We can make sure that this history and this war are remembered
We Ukrainians, as long as we are not physically wounded or killed, as bitter as it may be, get used to war and at the same time fear that the world will tire of it. And how did we ourselves experience these recent troubles in Iraq, Afghanistan, and Syria? Not so well. Perhaps that grief did not affect us as much. The Ukrainian war, let’s open our eyes, is a war between two worlds, two visions of the present and the future. To understand this, let’s look at Russia’s satellites. I won’t list them all, but essentially, it is a war between democracy and totalitarianism in its various manifestations.
The films in question convince us of this in different ways. Akhtem Seitablaiev philosophically elevates Crimean Tatar pain, Volyn native Serhiy Mykhalchuk almost mathematically analyses the Ukrainian community, and Kyiv native Taras Topolia sings and says in Ukrainian and English: ‘What Ukraine has not done in 30 years of restored statehood, my generation will cough up!’
Ukrainians and the whole world look up to the most prominent, the best, the most talented. And from these films, you can learn about them, about Ukraine’s painful history and European soul. These creative people worry about their families.
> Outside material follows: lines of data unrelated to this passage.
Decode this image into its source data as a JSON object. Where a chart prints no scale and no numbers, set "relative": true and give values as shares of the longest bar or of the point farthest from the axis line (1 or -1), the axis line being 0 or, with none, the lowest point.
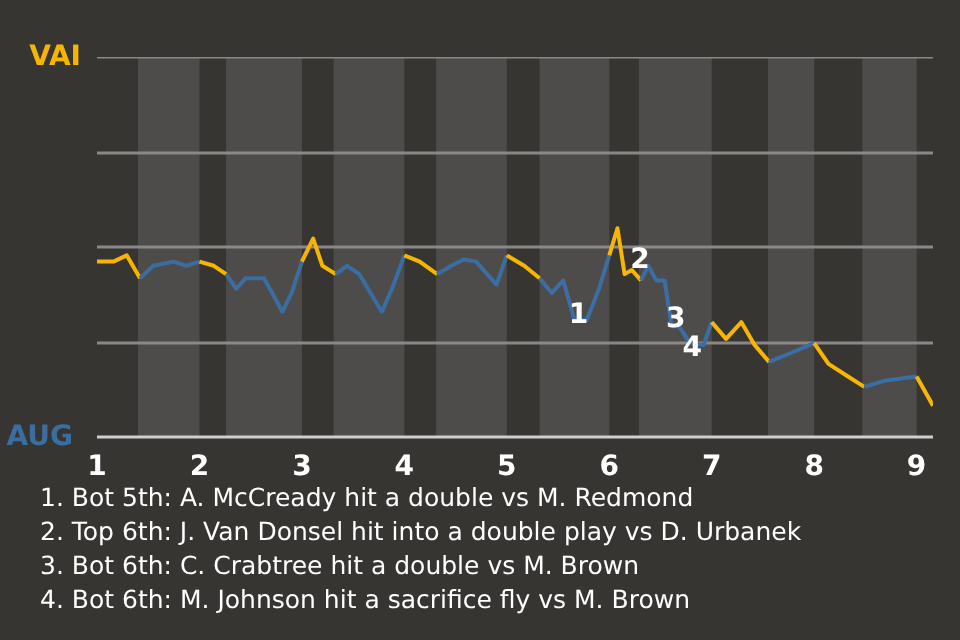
{
  "chart_data": {
    "type": "line",
    "relative": true,
    "series": [
      {
        "color": "#f7b500",
        "x": [
          1.0,
          1.16,
          1.29,
          1.42
        ],
        "values": [
          0.84,
          0.84,
          0.87,
          0.76
        ]
      },
      {
        "color": "#3a6ea0",
        "x": [
          1.42,
          1.55,
          1.75,
          1.87,
          2.0
        ],
        "values": [
          0.76,
          0.82,
          0.84,
          0.82,
          0.84
        ]
      },
      {
        "color": "#f7b501",
        "x": [
          2.0,
          2.14,
          2.26
        ],
        "values": [
          0.84,
          0.82,
          0.78
        ]
      },
      {
        "color": "#3a6ea1",
        "x": [
          2.26,
          2.36,
          2.45,
          2.63,
          2.71,
          2.81,
          2.9,
          3.0
        ],
        "values": [
          0.78,
          0.71,
          0.76,
          0.76,
          0.69,
          0.6,
          0.69,
          0.84
        ]
      },
      {
        "color": "#f7b502",
        "x": [
          3.0,
          3.11,
          3.2,
          3.33
        ],
        "values": [
          0.84,
          0.95,
          0.82,
          0.78
        ]
      },
      {
        "color": "#3a6ea2",
        "x": [
          3.33,
          3.44,
          3.56,
          3.67,
          3.78,
          3.88,
          4.0
        ],
        "values": [
          0.78,
          0.82,
          0.78,
          0.69,
          0.6,
          0.71,
          0.87
        ]
      },
      {
        "color": "#f7b503",
        "x": [
          4.0,
          4.15,
          4.32
        ],
        "values": [
          0.87,
          0.84,
          0.78
        ]
      },
      {
        "color": "#3a6ea3",
        "x": [
          4.32,
          4.46,
          4.58,
          4.7,
          4.9,
          5.0
        ],
        "values": [
          0.78,
          0.82,
          0.85,
          0.84,
          0.73,
          0.87
        ]
      },
      {
        "color": "#f7b504",
        "x": [
          5.0,
          5.17,
          5.32
        ],
        "values": [
          0.87,
          0.82,
          0.76
        ]
      },
      {
        "color": "#3a6ea4",
        "x": [
          5.32,
          5.44,
          5.55,
          5.66,
          5.78,
          5.9,
          6.0
        ],
        "values": [
          0.76,
          0.69,
          0.75,
          0.56,
          0.56,
          0.71,
          0.87
        ]
      },
      {
        "color": "#f7b505",
        "x": [
          6.0,
          6.08,
          6.15,
          6.22,
          6.31
        ],
        "values": [
          0.87,
          1.0,
          0.78,
          0.8,
          0.75
        ]
      },
      {
        "color": "#3a6ea5",
        "x": [
          6.31,
          6.38,
          6.46,
          6.54,
          6.61,
          6.68,
          6.79,
          6.92,
          7.0
        ],
        "values": [
          0.75,
          0.82,
          0.75,
          0.75,
          0.53,
          0.53,
          0.45,
          0.44,
          0.55
        ]
      },
      {
        "color": "#f7b506",
        "x": [
          7.0,
          7.14,
          7.29,
          7.42,
          7.56
        ],
        "values": [
          0.55,
          0.47,
          0.55,
          0.44,
          0.36
        ]
      },
      {
        "color": "#3a6ea6",
        "x": [
          7.56,
          7.76,
          8.0
        ],
        "values": [
          0.36,
          0.4,
          0.45
        ]
      },
      {
        "color": "#f7b507",
        "x": [
          8.0,
          8.14,
          8.33,
          8.49
        ],
        "values": [
          0.45,
          0.35,
          0.29,
          0.24
        ]
      },
      {
        "color": "#3a6ea7",
        "x": [
          8.49,
          8.69,
          9.0
        ],
        "values": [
          0.24,
          0.27,
          0.29
        ]
      },
      {
        "color": "#f7b508",
        "x": [
          9.0,
          9.16
        ],
        "values": [
          0.29,
          0.15
        ]
      }
    ],
    "xlim": [
      1,
      9.16
    ],
    "xticks": [
      1,
      2,
      3,
      4,
      5,
      6,
      7,
      8,
      9
    ],
    "ylabel": "AUG",
    "ref_lines": [
      {
        "axis": "y",
        "value": 0.45,
        "color": "#8a8886"
      },
      {
        "axis": "y",
        "value": 0.91,
        "color": "#8a8886"
      },
      {
        "axis": "y",
        "value": 1.36,
        "color": "#8a8886"
      },
      {
        "axis": "y",
        "value": 1.82,
        "label": "VAI",
        "color": "#8a8886"
      }
    ],
    "bands": [
      {
        "axis": "x",
        "from": 1.4,
        "to": 2,
        "color": "#4e4c4a"
      },
      {
        "axis": "x",
        "from": 2.26,
        "to": 3,
        "color": "#4e4c4a"
      },
      {
        "axis": "x",
        "from": 3.31,
        "to": 4,
        "color": "#4e4c4a"
      },
      {
        "axis": "x",
        "from": 4.31,
        "to": 5,
        "color": "#4e4c4a"
      },
      {
        "axis": "x",
        "from": 5.32,
        "to": 6,
        "color": "#4e4c4a"
      },
      {
        "axis": "x",
        "from": 6.29,
        "to": 7,
        "color": "#4e4c4a"
      },
      {
        "axis": "x",
        "from": 7.55,
        "to": 8,
        "color": "#4e4c4a"
      },
      {
        "axis": "x",
        "from": 8.47,
        "to": 9,
        "color": "#4e4c4a"
      }
    ],
    "annotations": [
      {
        "text": "1",
        "x": 5.7,
        "y": 0.6
      },
      {
        "text": "2",
        "x": 6.3,
        "y": 0.86
      },
      {
        "text": "3",
        "x": 6.65,
        "y": 0.58
      },
      {
        "text": "4",
        "x": 6.81,
        "y": 0.44
      },
      "1. Bot 5th: A. McCready hit a double vs M. Redmond",
      "2. Top 6th: J. Van Donsel hit into a double play vs D. Urbanek",
      "3. Bot 6th: C. Crabtree hit a double vs M. Brown",
      "4. Bot 6th: M. Johnson hit a sacrifice fly vs M. Brown"
    ]
  }
}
They look at us and each speak their mind, but uncompromisingly…
Antytila: “The fact that we left our instruments and went to war is a logical decision. Because when a robber comes who wants to rape your family, kill you and take everything you hold dear — your life, your children — you simply have to rip out his throat, gouge out his eyes and eat them for even thinking about it.” And more about the European world: ‘We come from the same source, from the same cradle. We are fighting for you too…’
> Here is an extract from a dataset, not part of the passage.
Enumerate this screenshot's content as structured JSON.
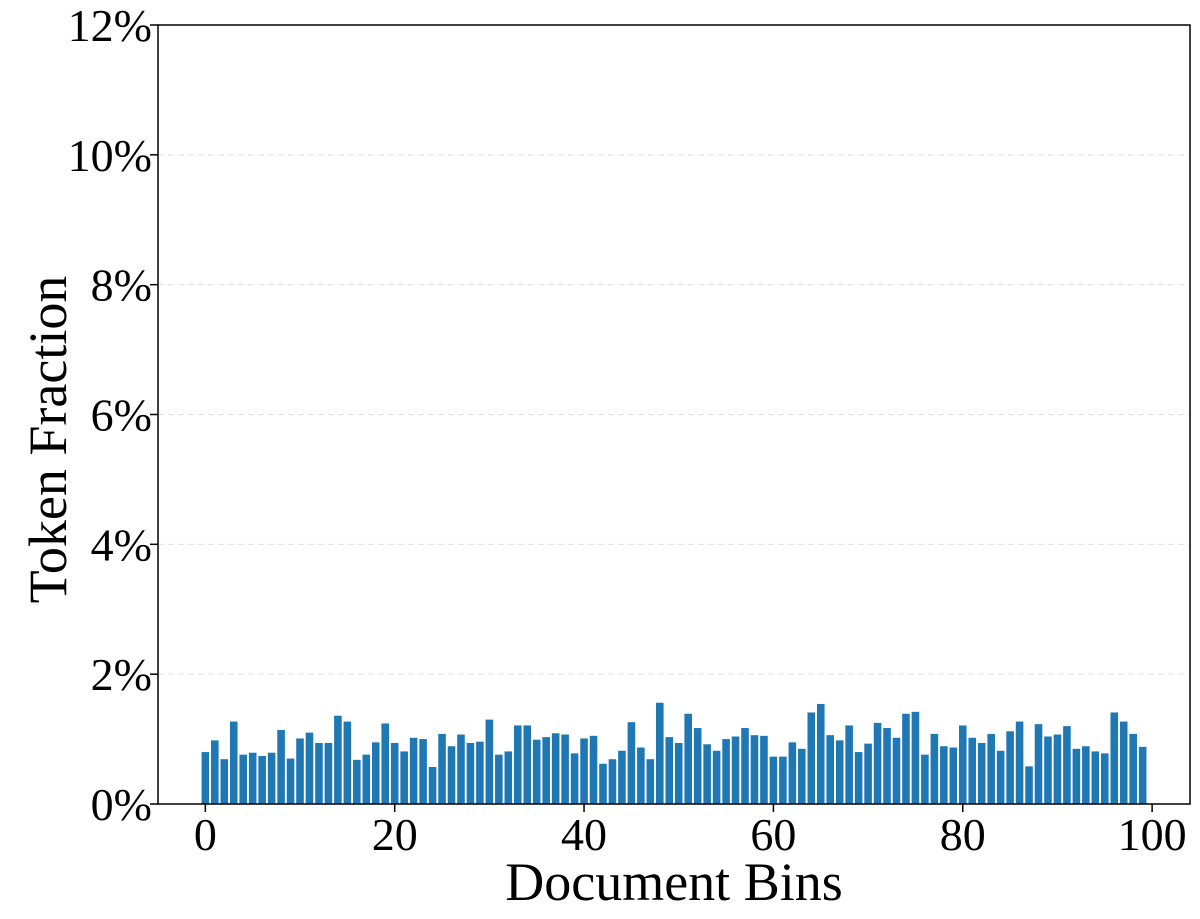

In the film, where Mikhalchuk is the hero, there is a fragment from Dovbush, when he says: ‘These are my mountains. I am the master here. And whoever comes into my house and tells me how to live will cough up his liver, I swear to God.’
Akhtem Seitablaiev dreams of the first day of Ukraine’s victory in the war with Muscovy as follows: “It’s probably corny. It’s the Crimean coast… My children and those I love are nearby. Some are swimming, some are laying out brynza cheese and tomatoes on a tablecloth, my father is pouring wine he made himself. Above us is a peaceful sky. And I just sit and watch. And breathe. That’s all.”